University medical facilities abound in this county. There are two hospitals, both teaching institutions, and a list of research and graduate programs that would be the envy of any city in the country. But unlike the Salk Institute and Scripps, the University Genetics Center, known to all who frequent it merely as the Center, is not funded by any perpetual endowment or foundation. In fact, it exists in rented quarters, a four-story office complex just off campus, a measure of its precarious existence that is reviewed every year.

It is left to its own devices when it comes to funding. We are told that Crone has had run-ins with university administrators and a few regents who have tried to monitor his largely private fund-raising efforts. The fear is that because of the center’s ties, the university could get a public black eye if Crone were to take funds from the wrong people, entities that might be political lepers. Crone took offense at this questioning of his judgment. According to observers, Crone is jealous of his independence, the freedom to pursue research and its funding as he sees fit. This has been a continuing source of friction between Crone and the university. This may answer the question of why it was that Kalista Jordan received offers of employment with lavish salary increases from other universities while David Crone was passed over. He has a reputation for being difficult to deal with. There is even a rumor that some in the university hierarchy were eyeing her as a possible replacement to head up the center. We have done everything possible to hunt this story down and drive a stake through its heart. If true, it could supply a damaging motive for murder.

Harry parks on the street, at one of the two-hour meters. Whatever the reticent Dr. Tash has to tell us, it can no doubt be covered in that time.

Tash has been excluded from the courtroom since he appears on our witness list, and though we have interviewed him twice, Harry and I both sense that he is holding back. Getting information from Tash is like distilling water from an iceberg in a blizzard. He is cagey. Get your tongue too close and it may stick like a kid licking a water fountain in winter. If I were preparing him for a deposition, I would tell him only one thing: Act normal. As Crone’s number two, he is keeper of the office flame, the man to whom all secrets are most probably known.

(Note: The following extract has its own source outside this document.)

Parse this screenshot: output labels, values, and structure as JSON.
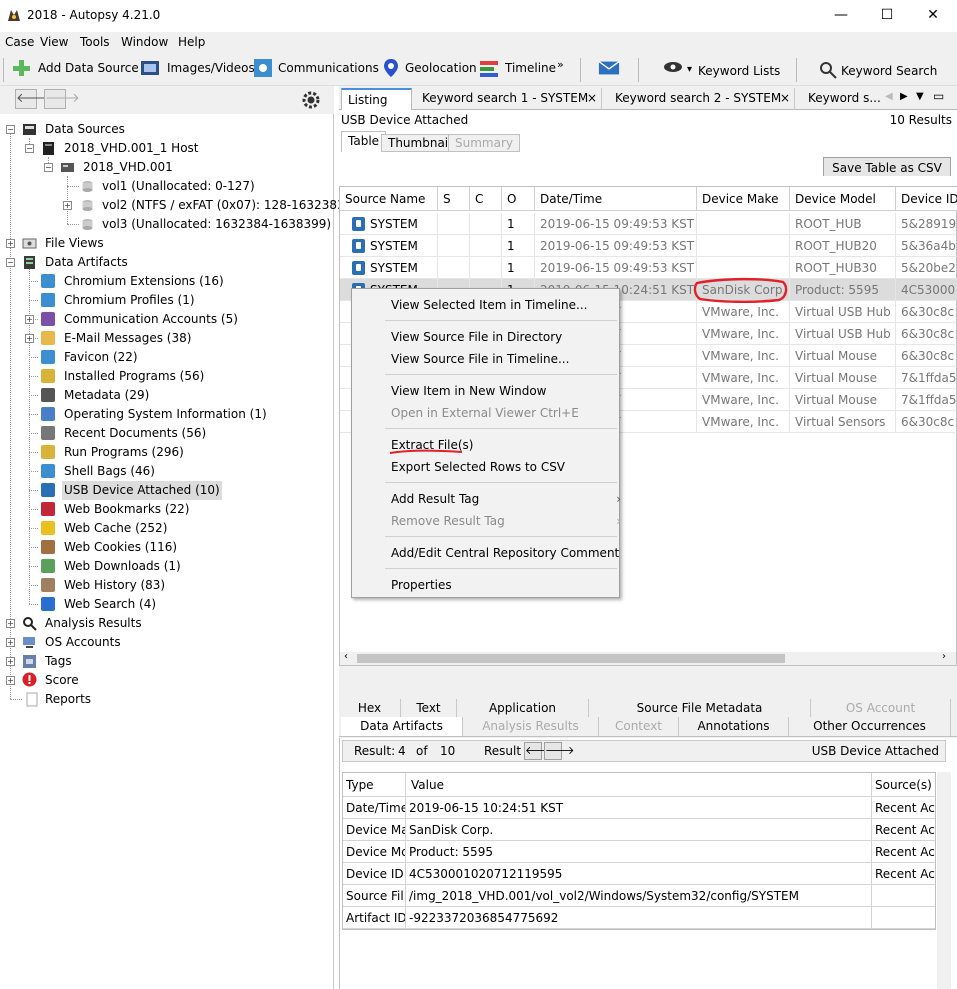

We take the elevator to the fourth floor. When the doors open we are standing in a small reception area, nothing fancy, antiseptic white walls and an industrial carpet to absorb the sound of heels that would otherwise be clicking on concrete. There are six chairs, black plastic institutional seats with chrome arms and legs. These grace the otherwise-bare walls, three on each side of the room. A stack of old magazines, what look like science journals, is spread on a low table next to one of the empty chairs. Straight ahead is a desk, a clean surface with nothing behind it except an open door, hallway to the inner sanctum. There is no receptionist, simply the barricade offered by the desk. Harry’s first instinct is to go around it, just walk right in.

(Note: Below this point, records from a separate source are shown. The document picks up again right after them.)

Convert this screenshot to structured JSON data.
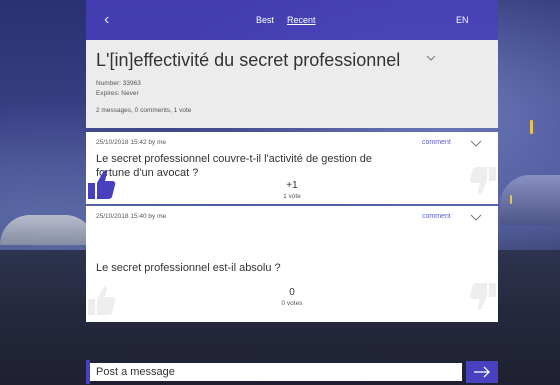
{
  "nav": {
    "back_icon": "chevron-left-icon",
    "tabs": [
      {
        "label": "Best",
        "active": false
      },
      {
        "label": "Recent",
        "active": true
      }
    ],
    "language": "EN"
  },
  "thread": {
    "title": "L'[in]effectivité du secret professionnel",
    "number": "Number: 33963",
    "expires": "Expires: Never",
    "stats": "2 messages, 0 comments, 1 vote"
  },
  "messages": [
    {
      "meta": "25/10/2018 15:42 by me",
      "comment_label": "comment",
      "text_line1": "Le secret professionnel couvre-t-il l'activité de gestion de",
      "text_line2": "fortune d'un avocat ?",
      "score": "+1",
      "votes": "1 vote",
      "upvoted": true
    },
    {
      "meta": "25/10/2018 15:40 by me",
      "comment_label": "comment",
      "text_line1": "Le secret professionnel est-il absolu ?",
      "score": "0",
      "votes": "0 votes",
      "upvoted": false
    }
  ],
  "composer": {
    "placeholder": "Post a message",
    "send_icon": "arrow-right-icon"
  },
  "colors": {
    "accent": "#4840be",
    "link": "#5b5fd6",
    "thumb_active": "#4840be",
    "thumb_inactive": "#eeeeee"
  }
}
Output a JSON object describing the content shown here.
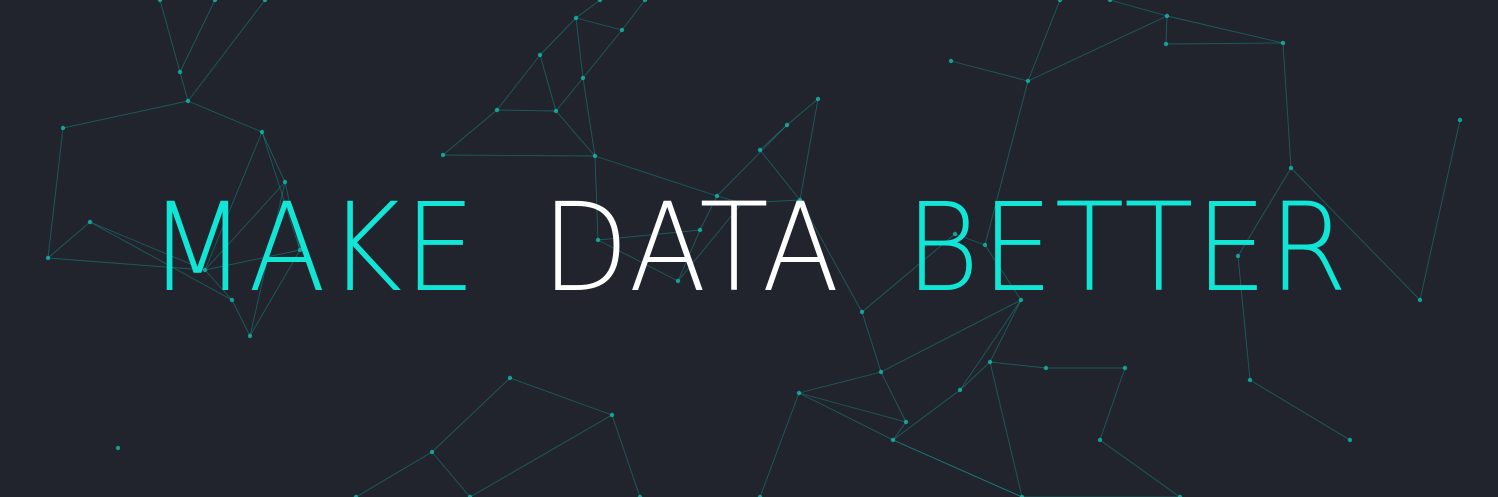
{
  "headline": {
    "words": [
      {
        "text": "MAKE",
        "color": "#11e6d6"
      },
      {
        "text": "DATA",
        "color": "#ffffff"
      },
      {
        "text": "BETTER",
        "color": "#11e6d6"
      }
    ]
  },
  "background": {
    "color": "#21242d",
    "network_color": "#14c2b4"
  }
}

“You did make an appointment?” he says.

“On my calendar for ten o’clock.”

Harry glances at his watch. “On the dot.” He waltzes up to the desk. “Hello. Anybody home?” Harry knocks on the Formica surface.

Like a tomb, all I can hear is Harry’s echo. We wait a couple of seconds, and Harry does it again. Nothing.

“What say we go in?” he says.

Then, before we can move, there’s a slow shadow in the hall, followed an instant later by a tall, lean figure. Tash appears in the open doorway behind the desk. Slender and bald, he gives us an expressionless look from over the top of a file he is holding. I can’t tell whether he is expecting us, or has forgotten about the meeting. With Tash, you can never tell much, a stone face, expressions that never seem to change. You are left to wonder if it is academic reserve, or arrogance, or whether Harry is right and the two are the same.